Four years later, the 1976 Winter Olympics were held in Innsbruck, Austria, with 892 male and 231 female athletes from thirty-seven countries competing. For Americans, all of the winning opportunities came on the ice. Dorothy Hamill upset reigning world champion Dianne de Leeuw to win the gold medal in women's figure skating. Speed skater Peter Mueller won gold in the 1000 meters, and fellow skater Sheila Young won gold in the 500 meters, setting an Olympic record. Young, who also won a silver in the 1500 meters and a bronze in the 1000 meters, accounted for nearly a third of the ten medals won by American athletes.
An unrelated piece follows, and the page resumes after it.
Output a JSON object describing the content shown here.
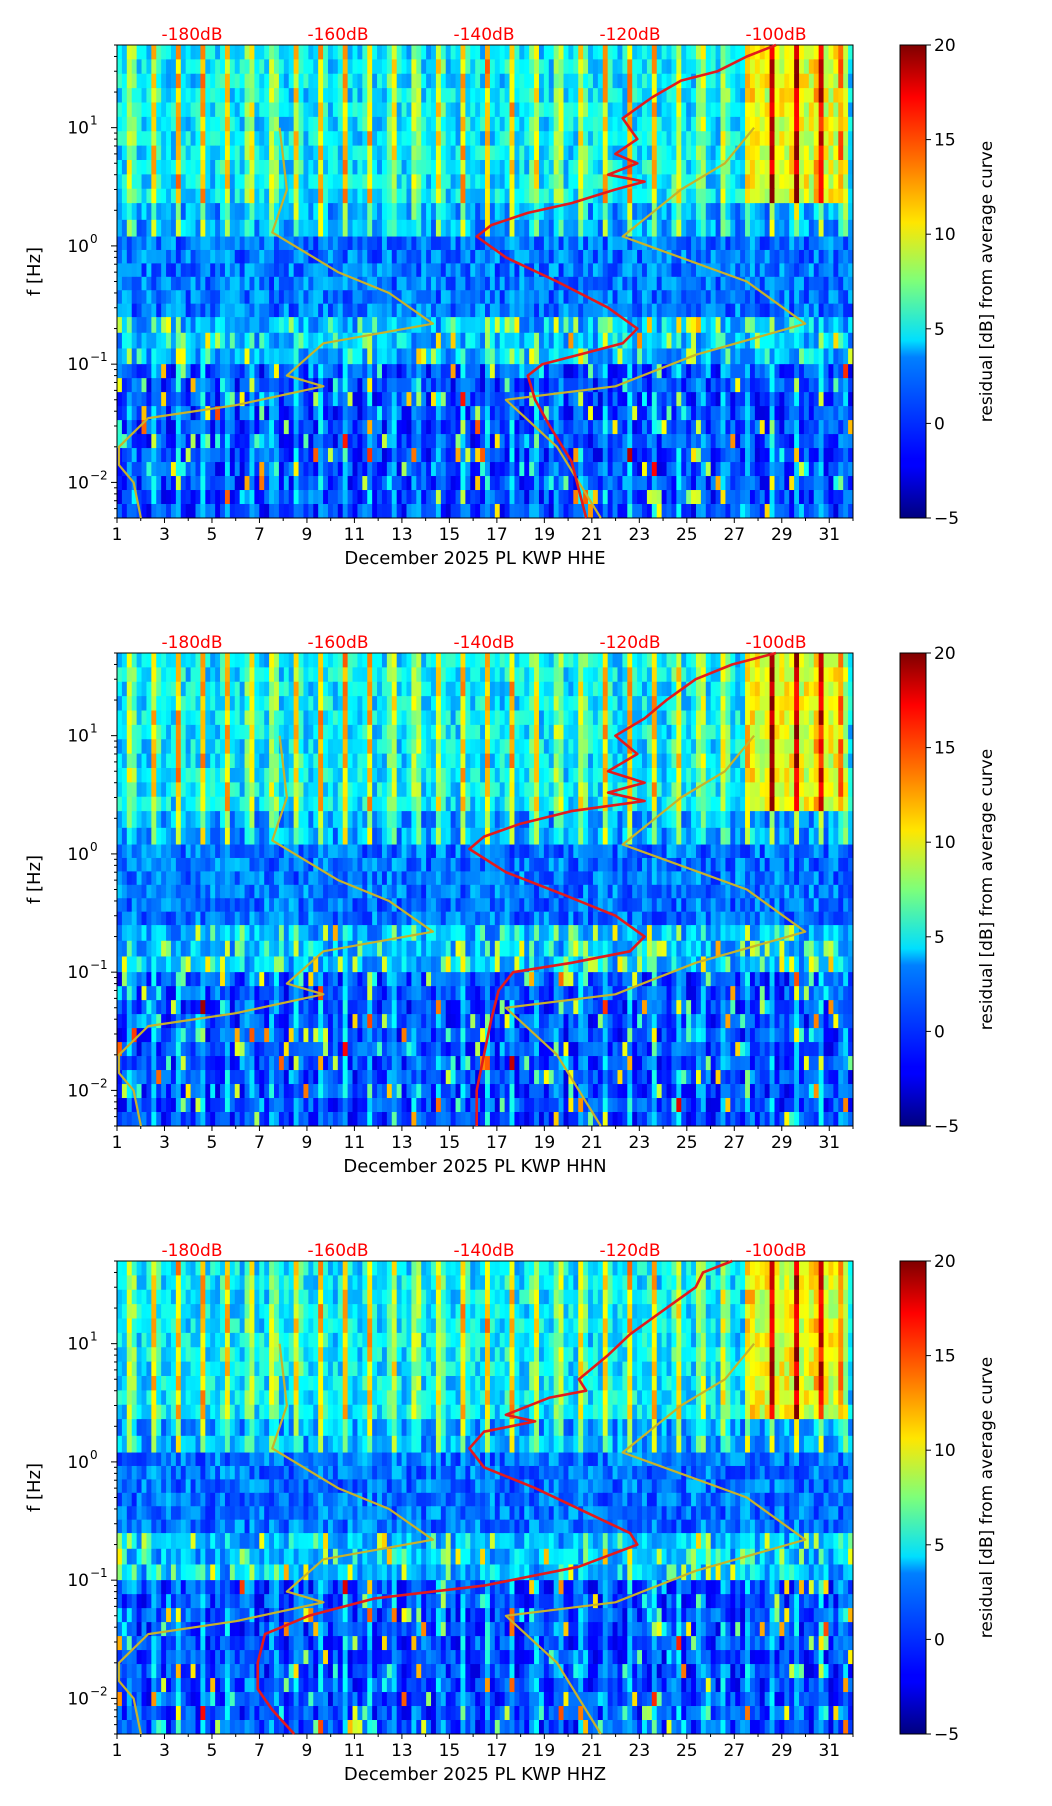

Political controversy, a hallmark of the Olympic Games since World War II (1939–45), surrounded the 1976 Summer Olympics held in Montreal, Canada. By the time the games began, thirty-two nations had for various reasons declared a boycott. Ninety-two nations sent teams composed of 4,781 male and 1,247 female athletes. Once again, the United States finished second to the former Soviet Union in the total medals category, winning 94 medals (34 gold) to the Soviets' 125 medals (47 gold). Outstanding achievements by American athletes included Bruce Jenner winning gold in the decathlon and swimmer John Nabor winning four gold medals, setting two world records along the way. Sugar Ray Leonard and brothers Michael and Leon Spinks claimed three of the five gold medals won by American boxers. All three would go on to dominate professional boxing in the 1980s.